By living in a small camper car, Alex and Doug have shattered many social expectations and this has led to varying comments from people.

“We occasionally have people in disbelief that we live in such a small city car, especially as Doug is 6’2 tall,” said Alex.

“We have had some people who were adamant that our plan to convert the car into a camper and travel in it wasn’t possible but we have demonstrated that you can make a camper out of a tiny car.

“In fact, it is more affordable and accessible to people and you don’t have to have a big van.

“We have also had many comments stating that we would not be able to cover the terrain we have done in such an unsuitable car.

“Again we have proved them wrong and taken Sheila over terrain that would challenge the best overlanding 4×4, including mountain slopes, deserts and the Arctic.

“Other than that we have been very lucky, people are usually just curious and perhaps we tend to be drawn to more like minded people and so don’t come across people who may disagree or criticise our lifestyle choices.”

It has been five months since Alex and Doug have been living in the camper but they will return to the UK after completing a full eight months.

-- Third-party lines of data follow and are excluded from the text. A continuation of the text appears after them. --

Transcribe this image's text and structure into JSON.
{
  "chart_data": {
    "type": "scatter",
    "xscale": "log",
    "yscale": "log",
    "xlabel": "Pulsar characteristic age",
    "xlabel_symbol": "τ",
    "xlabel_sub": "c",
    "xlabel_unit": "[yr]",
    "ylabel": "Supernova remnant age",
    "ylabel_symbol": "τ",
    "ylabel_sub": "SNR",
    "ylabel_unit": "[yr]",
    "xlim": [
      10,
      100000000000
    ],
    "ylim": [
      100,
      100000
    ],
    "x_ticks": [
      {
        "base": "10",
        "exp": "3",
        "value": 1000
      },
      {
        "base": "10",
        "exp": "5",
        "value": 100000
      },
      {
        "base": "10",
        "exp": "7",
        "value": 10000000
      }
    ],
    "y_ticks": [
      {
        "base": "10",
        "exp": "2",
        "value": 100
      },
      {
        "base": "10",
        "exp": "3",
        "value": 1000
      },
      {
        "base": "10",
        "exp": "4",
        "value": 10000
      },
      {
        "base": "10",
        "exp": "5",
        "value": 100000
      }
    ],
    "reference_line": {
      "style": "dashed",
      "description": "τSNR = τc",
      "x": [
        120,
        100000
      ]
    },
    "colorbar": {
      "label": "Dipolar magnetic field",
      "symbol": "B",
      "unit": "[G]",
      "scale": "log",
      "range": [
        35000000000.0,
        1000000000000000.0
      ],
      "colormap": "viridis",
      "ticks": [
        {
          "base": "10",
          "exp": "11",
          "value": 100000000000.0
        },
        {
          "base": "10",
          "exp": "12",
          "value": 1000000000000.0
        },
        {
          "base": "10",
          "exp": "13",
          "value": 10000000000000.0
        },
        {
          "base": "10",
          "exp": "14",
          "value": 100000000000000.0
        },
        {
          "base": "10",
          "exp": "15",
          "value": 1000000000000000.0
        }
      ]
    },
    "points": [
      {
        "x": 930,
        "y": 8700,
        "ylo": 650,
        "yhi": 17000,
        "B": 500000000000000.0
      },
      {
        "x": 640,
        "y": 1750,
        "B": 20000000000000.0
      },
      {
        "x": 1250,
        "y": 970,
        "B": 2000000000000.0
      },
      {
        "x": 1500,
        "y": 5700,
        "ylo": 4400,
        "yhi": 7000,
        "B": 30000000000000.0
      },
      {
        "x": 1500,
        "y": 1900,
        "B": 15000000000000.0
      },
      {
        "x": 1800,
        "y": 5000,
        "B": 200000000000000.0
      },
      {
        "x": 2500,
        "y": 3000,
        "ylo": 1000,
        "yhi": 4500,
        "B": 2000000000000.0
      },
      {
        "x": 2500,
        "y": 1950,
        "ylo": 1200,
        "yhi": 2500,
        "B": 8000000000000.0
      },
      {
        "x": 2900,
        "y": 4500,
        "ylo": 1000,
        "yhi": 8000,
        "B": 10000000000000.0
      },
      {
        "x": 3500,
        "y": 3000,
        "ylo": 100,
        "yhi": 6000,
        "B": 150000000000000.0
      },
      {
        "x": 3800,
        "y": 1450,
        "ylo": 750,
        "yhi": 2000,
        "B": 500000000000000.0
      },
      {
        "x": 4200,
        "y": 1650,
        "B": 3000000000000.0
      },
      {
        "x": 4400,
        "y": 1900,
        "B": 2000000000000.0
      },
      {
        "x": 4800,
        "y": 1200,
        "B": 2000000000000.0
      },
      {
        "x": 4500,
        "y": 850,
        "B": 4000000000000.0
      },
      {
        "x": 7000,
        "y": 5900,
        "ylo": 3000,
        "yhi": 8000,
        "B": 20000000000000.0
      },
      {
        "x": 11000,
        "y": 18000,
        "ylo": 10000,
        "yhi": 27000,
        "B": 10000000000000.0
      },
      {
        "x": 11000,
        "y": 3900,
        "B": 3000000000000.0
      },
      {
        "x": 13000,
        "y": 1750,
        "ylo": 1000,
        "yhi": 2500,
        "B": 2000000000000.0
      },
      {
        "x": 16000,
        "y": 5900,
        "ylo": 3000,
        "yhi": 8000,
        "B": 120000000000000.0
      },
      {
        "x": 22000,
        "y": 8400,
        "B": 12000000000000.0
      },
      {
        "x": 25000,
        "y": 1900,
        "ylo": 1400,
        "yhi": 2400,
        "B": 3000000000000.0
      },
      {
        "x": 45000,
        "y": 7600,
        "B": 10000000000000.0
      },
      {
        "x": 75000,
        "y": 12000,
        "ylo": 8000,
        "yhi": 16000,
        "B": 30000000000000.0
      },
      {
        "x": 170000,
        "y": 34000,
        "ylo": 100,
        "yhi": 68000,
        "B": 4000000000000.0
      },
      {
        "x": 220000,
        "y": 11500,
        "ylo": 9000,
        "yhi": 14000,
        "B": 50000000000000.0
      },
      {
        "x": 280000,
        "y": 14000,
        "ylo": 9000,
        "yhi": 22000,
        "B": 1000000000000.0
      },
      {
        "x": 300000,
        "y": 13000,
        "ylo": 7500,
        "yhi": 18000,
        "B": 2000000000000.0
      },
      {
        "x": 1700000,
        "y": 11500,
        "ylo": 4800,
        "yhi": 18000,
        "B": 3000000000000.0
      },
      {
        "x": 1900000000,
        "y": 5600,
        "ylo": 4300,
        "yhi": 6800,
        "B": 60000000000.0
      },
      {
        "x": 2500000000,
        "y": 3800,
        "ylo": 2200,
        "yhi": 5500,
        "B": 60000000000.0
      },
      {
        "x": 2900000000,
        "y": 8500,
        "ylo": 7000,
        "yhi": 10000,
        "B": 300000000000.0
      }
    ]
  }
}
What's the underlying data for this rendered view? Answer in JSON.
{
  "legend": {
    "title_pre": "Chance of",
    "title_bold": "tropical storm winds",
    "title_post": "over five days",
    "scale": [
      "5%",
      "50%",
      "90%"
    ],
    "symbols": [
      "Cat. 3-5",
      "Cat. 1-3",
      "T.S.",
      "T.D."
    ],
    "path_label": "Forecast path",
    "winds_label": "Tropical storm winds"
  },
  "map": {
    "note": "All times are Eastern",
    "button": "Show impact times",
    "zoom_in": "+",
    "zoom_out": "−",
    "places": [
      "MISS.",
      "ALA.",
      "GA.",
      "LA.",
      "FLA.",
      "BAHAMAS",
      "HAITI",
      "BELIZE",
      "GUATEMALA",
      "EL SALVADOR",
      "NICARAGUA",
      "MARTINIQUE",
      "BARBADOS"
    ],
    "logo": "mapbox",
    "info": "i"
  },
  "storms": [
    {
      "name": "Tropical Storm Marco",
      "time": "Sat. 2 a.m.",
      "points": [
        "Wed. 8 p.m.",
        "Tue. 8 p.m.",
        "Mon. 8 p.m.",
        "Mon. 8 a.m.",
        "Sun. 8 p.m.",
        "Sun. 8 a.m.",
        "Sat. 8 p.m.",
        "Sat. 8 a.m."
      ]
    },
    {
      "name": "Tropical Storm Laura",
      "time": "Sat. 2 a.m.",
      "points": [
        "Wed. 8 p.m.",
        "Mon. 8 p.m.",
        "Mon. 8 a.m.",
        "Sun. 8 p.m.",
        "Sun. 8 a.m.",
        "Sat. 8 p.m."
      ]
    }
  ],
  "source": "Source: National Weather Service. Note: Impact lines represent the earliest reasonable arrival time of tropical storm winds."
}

“We became stranded on the last loop of the rally in Morocco in order to complete the adoption process for our newest family member – Tagha the Moroccan rescue pup,” they said.

A family photo from December, 2022.

“She ran out in front of our car on day four in Morocco and was around five weeks old with no mother or any hope of survival.

“We couldn’t possibly leave her behind so whilst the five month adoption process is underway we plan to continue to explore beautiful Morocco.

“We can’t express how much we have loved living in our car the past few months and have learnt so much about ourselves and each other and meeting people along the adventure.

“We feel we have also proven that you can explore the world with the security of a camper for only a fraction of the cost of a van or motorhome.

“All this we have done while raising money for charity and then rescuing a helpless Moroccan puppy.”